30. Tired

3.8K 505 250
                                    

Naruto © Masashi Kishimoto

Like An Illusion © RiuDarkBlue21

Warning: AU, OOC, typo, saya tekankan kembali! Bahwa ini adalah inspirasi saya! Nggak ngejiplak siapapun kecuali karakternya!

🍋🍋🍋

"Aku duduk di sini. Lagi. Aku akan duduk di sini."

Mata Hinata berkaca-kaca, duduknya menegak, dan ia langsung memeluk orang itu.

Ino, orang yang Hinata peluk, balas memeluknya dengan erat. Mata Ino basah, ia menyembunyikan wajahnya di bahu Hinata, begitupun dengan gadis itu. Kelas untungnya masih sepi. Jadi tidak ada yang melihat adegan ini.

"Aku tidak akan duduk dengan Shion lagi, aku akan duduk di sini."

Hinata mengangguk, ia mengerti, Ino telah menerima keadannya yang sekarang. Tanpa penjelasan, tanpa kata maaf, Ino kembali, dan Hinata mengerti.

Itu kejadian sekitar pukul 06:40. Namun, sekarang sudah pukul 15:35, dimanfaatkan Hinata maupun Ino, untuk keluar berdua, kini mereka berada di kafe bergaya klasik penuh dengan lampu tumbler, dindingnya bernuansa kayu berwarna coklat mengkilat, sungguh spot yang cocok dijadikan tempat selfie instagram.

"Hinata-chan, jangan menatapku terus. Seperti lesbi saja."

Hinata malah tersenyum manis, matanya menyipit. "Ini Ino-chan?"

Ino berdecak. Ia meletakkan sendok es krimnya lalu memandang Hinata. "Bukan, aku kerak nasi."

Hinata tertawa. Mungkin gadis itu tengah bahagia. "Boleh aku bert—"

"Kau tidak curiga ya? Saat di ruang musik itu aku."

Mulut Hinata membulat. "Yang suara it—"

"Iya. Astaga! Tidak peka sekali."

Hinata cemberut. "Ino-chan ngintip ya?"

Ino geregetan, ia menyuapkan es krim lalu mencondongkan sendoknya tepat di depan hidung Hinata. "Tentu itu aku. Aku bukan mengintip. Ingat kau pinjam concelear?"

Hinata mengangguk. "Iya."

"Ingat warna kulit Naruto-san tan? Alias lebih gelap dari kulit kita?"

"Ta...u."

Ino yang gemas berdecak. "Aku berniat menukar concelear, jadi aku mengikutimu, sampai ruang musik. Aku kaget ... kalian tampak akur, dan Naruto-san bilang, kalian—" Ino menelan ludahnya. "Suami istri. Aku marah ... karena merasa dibohongi, kenapa kau menanggung bebanmu sendirian?"

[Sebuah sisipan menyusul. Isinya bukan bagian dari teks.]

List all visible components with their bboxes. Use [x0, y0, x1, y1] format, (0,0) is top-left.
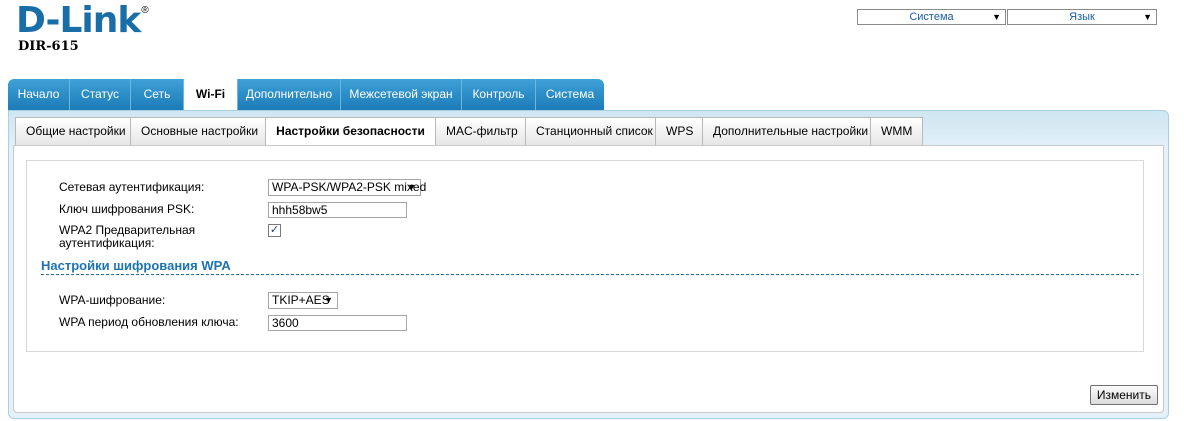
- logo-registered-mark: ®: [141, 5, 149, 16]
- tab-wps[interactable]: WPS: [655, 117, 703, 145]
- tab-security-settings[interactable]: Настройки безопасности: [265, 117, 436, 147]
- nav-item-wifi[interactable]: Wi-Fi: [184, 79, 238, 112]
- settings-panel: Общие настройки Основные настройки Настр…: [8, 110, 1169, 419]
- change-button[interactable]: Изменить: [1089, 385, 1158, 405]
- nav-item-status[interactable]: Статус: [70, 79, 131, 110]
- tab-advanced-settings[interactable]: Дополнительные настройки: [702, 117, 871, 145]
- tab-wmm[interactable]: WMM: [870, 117, 923, 145]
- chevron-down-icon: ▼: [407, 182, 416, 192]
- wifi-subtabs: Общие настройки Основные настройки Настр…: [15, 117, 923, 147]
- checkmark-icon: ✓: [269, 224, 280, 236]
- nav-item-advanced[interactable]: Дополнительно: [238, 79, 341, 110]
- tab-station-list[interactable]: Станционный список: [525, 117, 656, 145]
- nav-item-system[interactable]: Система: [536, 79, 604, 110]
- wpa-encryption-value: TKIP+AES: [272, 293, 330, 307]
- rekey-label: WPA период обновления ключа:: [59, 315, 239, 329]
- tab-mac-filter[interactable]: MAC-фильтр: [435, 117, 526, 145]
- device-model: DIR-615: [18, 39, 79, 54]
- auth-label: Сетевая аутентификация:: [59, 180, 205, 194]
- psk-input[interactable]: [268, 202, 407, 218]
- language-select[interactable]: Язык ▼: [1007, 9, 1157, 25]
- nav-item-control[interactable]: Контроль: [462, 79, 536, 110]
- language-value: Язык: [1069, 11, 1095, 23]
- tab-content: Сетевая аутентификация: WPA-PSK/WPA2-PSK…: [13, 145, 1164, 413]
- preauth-label-line2: аутентификация:: [59, 236, 155, 250]
- tab-general-settings[interactable]: Общие настройки: [15, 117, 131, 145]
- preauth-checkbox[interactable]: ✓: [268, 224, 281, 237]
- rekey-input[interactable]: [268, 315, 407, 331]
- chevron-down-icon: ▼: [992, 12, 1001, 22]
- nav-item-start[interactable]: Начало: [8, 79, 70, 110]
- chevron-down-icon: ▼: [324, 295, 333, 305]
- wpa-encryption-select[interactable]: TKIP+AES ▼: [268, 292, 338, 309]
- system-menu-value: Система: [909, 11, 954, 23]
- nav-item-network[interactable]: Сеть: [131, 79, 184, 110]
- dlink-logo: D-Link®: [16, 3, 149, 39]
- auth-select-value: WPA-PSK/WPA2-PSK mixed: [272, 180, 427, 194]
- chevron-down-icon: ▼: [1143, 12, 1152, 22]
- tab-basic-settings[interactable]: Основные настройки: [130, 117, 266, 145]
- section-divider: [41, 274, 1139, 275]
- main-nav: Начало Статус Сеть Wi-Fi Дополнительно М…: [8, 79, 604, 112]
- wpa-section-title: Настройки шифрования WPA: [41, 258, 231, 273]
- system-menu-select[interactable]: Система ▼: [857, 9, 1006, 25]
- wpa-encryption-label: WPA-шифрование:: [59, 293, 166, 307]
- logo-text: D-Link: [16, 0, 141, 41]
- nav-item-firewall[interactable]: Межсетевой экран: [341, 79, 462, 110]
- security-form: Сетевая аутентификация: WPA-PSK/WPA2-PSK…: [26, 160, 1144, 352]
- psk-label: Ключ шифрования PSK:: [59, 202, 195, 216]
- auth-select[interactable]: WPA-PSK/WPA2-PSK mixed ▼: [268, 179, 426, 196]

Sekarang, Hinata tahu alasan Ino marah padanya.

Hinata menggigit bibirnya. "Itu benar, maaf, kami menikah sudah ha-hampir tiga bulan karena dijodohkan. Aku menyembunyikannya karena takut, dan ternyata Ino-chan, yang tidak suka dibohongi, malah tahu. Aku tidak bisa mengatakannya, aku memang berencana mengatakannya, tapi bukan sekarang."

"Hinat—"

"A-aku jelaskan dulu!"

Ino cemberut. "Baiklah, aku dengarkan." Ia mencondongkan tubuhnya agar lebih dekat pada Hinata. "Apa? Bagaimana? Kenapa? Di ma—"

"Ino—"

Ino cengengesan. "Oke, mulai."

Hinata menghela napas, ia mengaduk es krimnya. "Kami dijodohkan, musim semi tiga bulan yang lalu karena perjanjian konyol para sepuh. Tidak ada yang tahu pernikahan kita."